Giuliani Third Leading Republican to Claim No Terrorist Attacks During Bush Presidency

Sunday, January 10, 2010

Some Republicans are taking revisionist history to a new and bizarre partisan level in their attempts to convince the American people that GOP leaders are good at protecting the country from terrorism, while Democrats aren’t. On Friday, former New York City mayor and Republican presidential candidate Rudy Guiliani said on “Good Morning America”: “We had no domestic attacks under Bush; we’ve had one under Obama.”

 
About a week before that, GOP strategist Mary Matalin remarked on CNN’s “State of the Union” program: “We inherited a recession from President Clinton and we inherited the most tragic attack on our own soil in our nation’s history.”
 
Following the Fort Hood shooting in November, Dana Perino, White House press secretary under President George W. Bush from 2007 to 2009, proclaimed on Fox News: “We did not have a terrorist attack on our country during President Bush’s term.”
 
Let’s set the record straight. President Bush served in the Oval Office from January 20, 2001, to January 20, 2009. During Bush’s years in office, the following terrorist attacks were committed or attempted in in the United States:
 
9/11 – Terrorists hijacked four commercial airliners on September 11, 2001, crashing two of them into the World Trade Center in New York City, a third into the Pentagon, and a fourth into a vacant field in Pennsylvania.
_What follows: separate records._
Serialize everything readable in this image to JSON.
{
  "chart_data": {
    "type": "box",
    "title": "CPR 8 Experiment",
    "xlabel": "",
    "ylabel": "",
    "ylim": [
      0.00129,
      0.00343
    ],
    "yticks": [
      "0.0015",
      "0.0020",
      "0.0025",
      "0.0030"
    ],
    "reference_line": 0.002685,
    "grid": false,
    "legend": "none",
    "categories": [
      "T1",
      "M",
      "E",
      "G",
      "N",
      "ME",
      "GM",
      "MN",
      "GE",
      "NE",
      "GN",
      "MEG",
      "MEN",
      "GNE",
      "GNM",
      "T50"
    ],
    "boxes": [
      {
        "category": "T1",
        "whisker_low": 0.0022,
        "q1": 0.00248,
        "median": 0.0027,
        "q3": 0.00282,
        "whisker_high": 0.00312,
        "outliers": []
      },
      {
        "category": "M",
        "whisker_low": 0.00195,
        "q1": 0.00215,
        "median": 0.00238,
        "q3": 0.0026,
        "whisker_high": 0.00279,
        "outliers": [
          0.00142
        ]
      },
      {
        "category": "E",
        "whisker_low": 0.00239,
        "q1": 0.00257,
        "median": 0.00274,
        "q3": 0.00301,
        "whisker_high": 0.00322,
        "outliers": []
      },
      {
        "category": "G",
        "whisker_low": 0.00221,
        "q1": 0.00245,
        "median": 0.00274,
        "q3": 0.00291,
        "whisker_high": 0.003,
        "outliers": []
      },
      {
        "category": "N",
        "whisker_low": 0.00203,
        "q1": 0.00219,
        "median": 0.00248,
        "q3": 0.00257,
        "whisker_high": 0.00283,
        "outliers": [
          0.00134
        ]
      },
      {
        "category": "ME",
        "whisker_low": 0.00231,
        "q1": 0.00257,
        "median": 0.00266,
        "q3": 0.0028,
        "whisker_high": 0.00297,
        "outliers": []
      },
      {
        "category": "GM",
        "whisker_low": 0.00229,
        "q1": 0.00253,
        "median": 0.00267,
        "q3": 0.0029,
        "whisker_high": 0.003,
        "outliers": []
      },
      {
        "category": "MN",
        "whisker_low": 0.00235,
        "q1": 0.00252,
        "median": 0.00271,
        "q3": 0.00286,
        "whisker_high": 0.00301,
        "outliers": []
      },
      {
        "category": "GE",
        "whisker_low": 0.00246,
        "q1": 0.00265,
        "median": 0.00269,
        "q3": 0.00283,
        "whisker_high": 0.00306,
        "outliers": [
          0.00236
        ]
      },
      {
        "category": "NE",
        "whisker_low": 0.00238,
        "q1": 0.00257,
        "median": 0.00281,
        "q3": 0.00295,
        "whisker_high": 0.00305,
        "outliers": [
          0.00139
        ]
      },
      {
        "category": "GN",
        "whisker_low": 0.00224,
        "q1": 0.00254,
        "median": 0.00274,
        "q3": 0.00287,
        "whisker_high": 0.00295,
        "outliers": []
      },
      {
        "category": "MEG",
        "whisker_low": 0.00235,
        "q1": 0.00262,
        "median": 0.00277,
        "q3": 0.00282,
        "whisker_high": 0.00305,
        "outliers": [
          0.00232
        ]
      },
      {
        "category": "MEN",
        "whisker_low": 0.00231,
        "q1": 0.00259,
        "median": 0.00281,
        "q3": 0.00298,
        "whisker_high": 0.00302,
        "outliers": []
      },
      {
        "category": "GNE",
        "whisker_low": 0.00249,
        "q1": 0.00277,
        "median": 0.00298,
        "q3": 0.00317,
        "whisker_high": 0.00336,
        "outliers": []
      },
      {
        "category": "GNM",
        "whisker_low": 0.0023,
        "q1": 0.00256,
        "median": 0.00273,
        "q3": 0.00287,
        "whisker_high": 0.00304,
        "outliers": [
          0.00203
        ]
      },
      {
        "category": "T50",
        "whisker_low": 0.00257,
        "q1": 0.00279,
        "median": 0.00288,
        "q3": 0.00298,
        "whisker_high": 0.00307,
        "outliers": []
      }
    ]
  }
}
The 19 hijackers killed 2,973 people and injured more than 6,000.
 
Anthrax Attacks – In the weeks following 9/11, letters containing anthrax spores were mailed to several news media offices and members of Congress.
 
Shoe Bomber – On December 22, 2001, Richard Reid attempted to blow up an American Airlines flight from Paris to Miami by igniting explosives hidden in his shoes. Reid was convicted in a civilian court and sentenced to life in prison. He is incarcerated in the Supermax prison in Florence, Colorado.